Progression across Campaign, Multiplayer, and Zombies has never been so unified. You earn XP everywhere, unlock cosmetics everywhere, and chase mastery across multiple modes simultaneously. It creates a beautiful, compulsively grindable experience where no time feels wasted.

Mastery camo hunters will be eating well this year—BO7 introduces more mastery tracks than ever before, including a full set tied to the Co-Op Campaign for the first time. Every mode has something worth chasing.

And let’s take a moment to highlight something important: the Call of Duty Endowment Legacy Tracer Pack honoring Danielle Green, U.S. Army veteran and Purple Heart recipient. It’s a powerful, meaningful collaboration, and 100% of Activision’s net proceeds go directly to helping veterans find meaningful employment. That deserves applause.

After hours in Campaign, dozens of matches in Multiplayer, and more Zombies rounds than I care to admit, one truth stands tall: Black Ops 7 is a triumph. It’s bold in all the right ways, experimental without losing its heart, and overflowing with content.

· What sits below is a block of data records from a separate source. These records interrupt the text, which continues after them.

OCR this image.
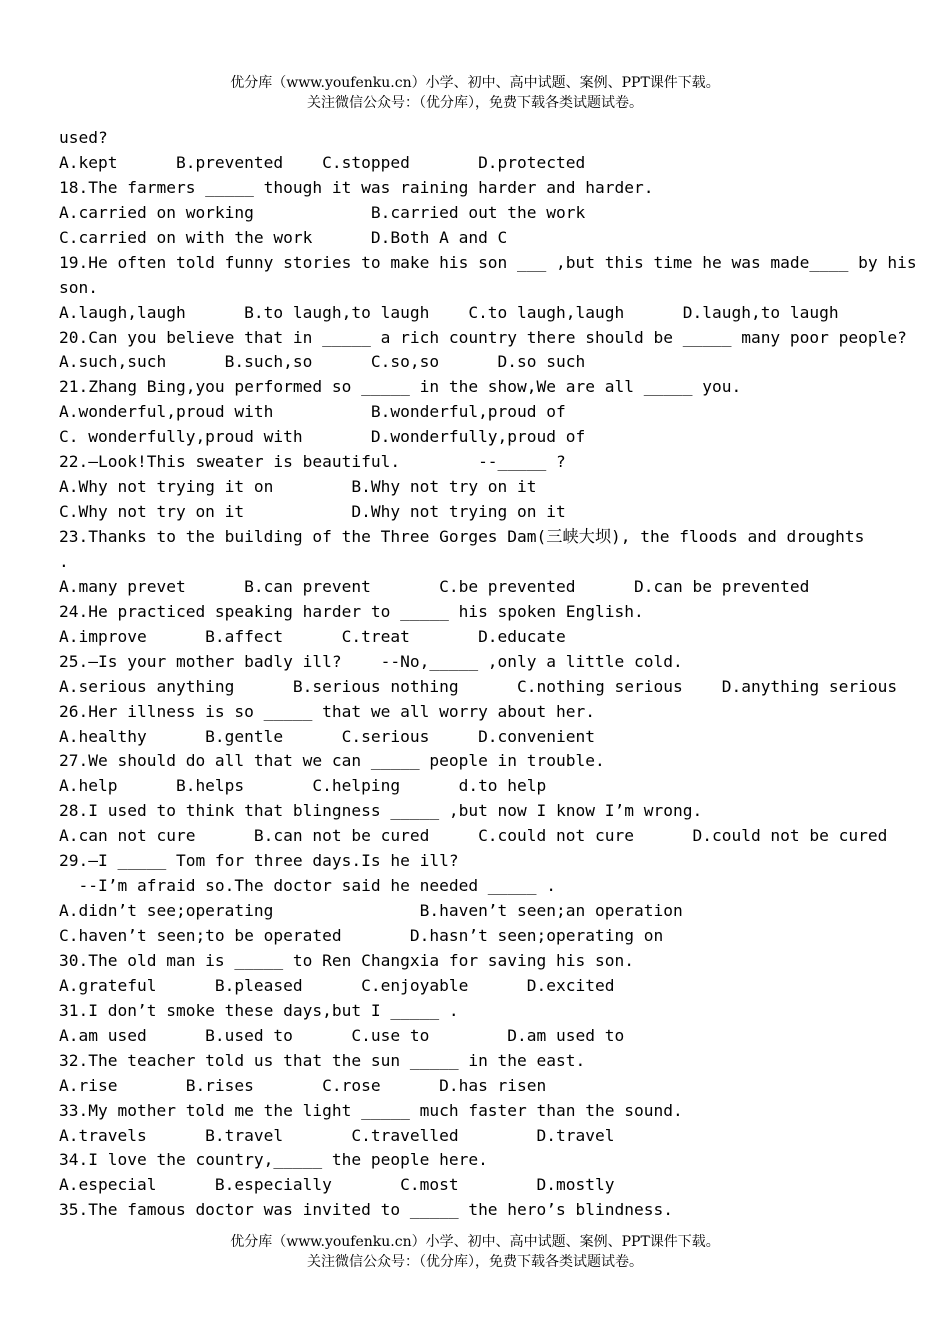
优分库（www.youfenku.cn）小学、初中、高中试题、案例、PPT课件下载。
关注微信公众号：（优分库），免费下载各类试题试卷。
used?
A.kept      B.prevented    C.stopped       D.protected
18.The farmers _____ though it was raining harder and harder.
A.carried on working            B.carried out the work
C.carried on with the work      D.Both A and C
19.He often told funny stories to make his son ___ ,but this time he was made____ by his
son.
A.laugh,laugh      B.to laugh,to laugh    C.to laugh,laugh      D.laugh,to laugh
20.Can you believe that in _____ a rich country there should be _____ many poor people?
A.such,such      B.such,so      C.so,so      D.so such
21.Zhang Bing,you performed so _____ in the show,We are all _____ you.
A.wonderful,proud with          B.wonderful,proud of
C. wonderfully,proud with       D.wonderfully,proud of
22.—Look!This sweater is beautiful.        --_____ ?
A.Why not trying it on        B.Why not try on it
C.Why not try on it           D.Why not trying on it
23.Thanks to the building of the Three Gorges Dam(三峡大坝), the floods and droughts
.
A.many prevet      B.can prevent       C.be prevented      D.can be prevented
24.He practiced speaking harder to _____ his spoken English.
A.improve      B.affect      C.treat       D.educate
25.—Is your mother badly ill?    --No,_____ ,only a little cold.
A.serious anything      B.serious nothing      C.nothing serious    D.anything serious
26.Her illness is so _____ that we all worry about her.
A.healthy      B.gentle      C.serious     D.convenient
27.We should do all that we can _____ people in trouble.
A.help      B.helps       C.helping      d.to help
28.I used to think that blingness _____ ,but now I know I’m wrong.
A.can not cure      B.can not be cured     C.could not cure      D.could not be cured
29.—I _____ Tom for three days.Is he ill?
--I’m afraid so.The doctor said he needed _____ .
A.didn’t see;operating               B.haven’t seen;an operation
C.haven’t seen;to be operated       D.hasn’t seen;operating on
30.The old man is _____ to Ren Changxia for saving his son.
A.grateful      B.pleased      C.enjoyable      D.excited
31.I don’t smoke these days,but I _____ .
A.am used      B.used to      C.use to        D.am used to
32.The teacher told us that the sun _____ in the east.
A.rise       B.rises       C.rose      D.has risen
33.My mother told me the light _____ much faster than the sound.
A.travels      B.travel       C.travelled        D.travel
34.I love the country,_____ the people here.
A.especial      B.especially       C.most        D.mostly
35.The famous doctor was invited to _____ the hero’s blindness.
优分库（www.youfenku.cn）小学、初中、高中试题、案例、PPT课件下载。
关注微信公众号：（优分库），免费下载各类试题试卷。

It doesn’t rest on nostalgia—it builds on legacy.

This is the Black Ops that fans have been waiting for, whether they crave sweaty gunfights, cinematic story beats, or undead chaos. It’s a love letter to the franchise and a fresh leap into the future at the same time.

Black Ops 7 feels confident. It feels complete. And most importantly, it feels fun—the kind of fun that keeps you saying “just one more mission” until the sun comes up.

If you’re a longtime fan, this is a must-play. If you’re new to the series, this is a fantastic place to jump in. If you’re a Zombies addict, you already know you’re doomed to lose sleep.

Call of Duty: Black Ops 7 sets a new bar for the series and stands as one of the most ambitious entries ever made. Packed with heart, spectacle, and enough replayability to last years, it’s a megaton blast of everything we love about Call of Duty—dialed up to 2035.

This isn’t just another Black Ops chapter.
This is the beginning of a whole new era—and one that’s as stylish as it is explosive.

Final Score: 10 out of 10 (Xbox) — A near-future masterpiece that fires on every cylinder, melts your brain in the best possible way, and proves Black Ops still reigns supreme.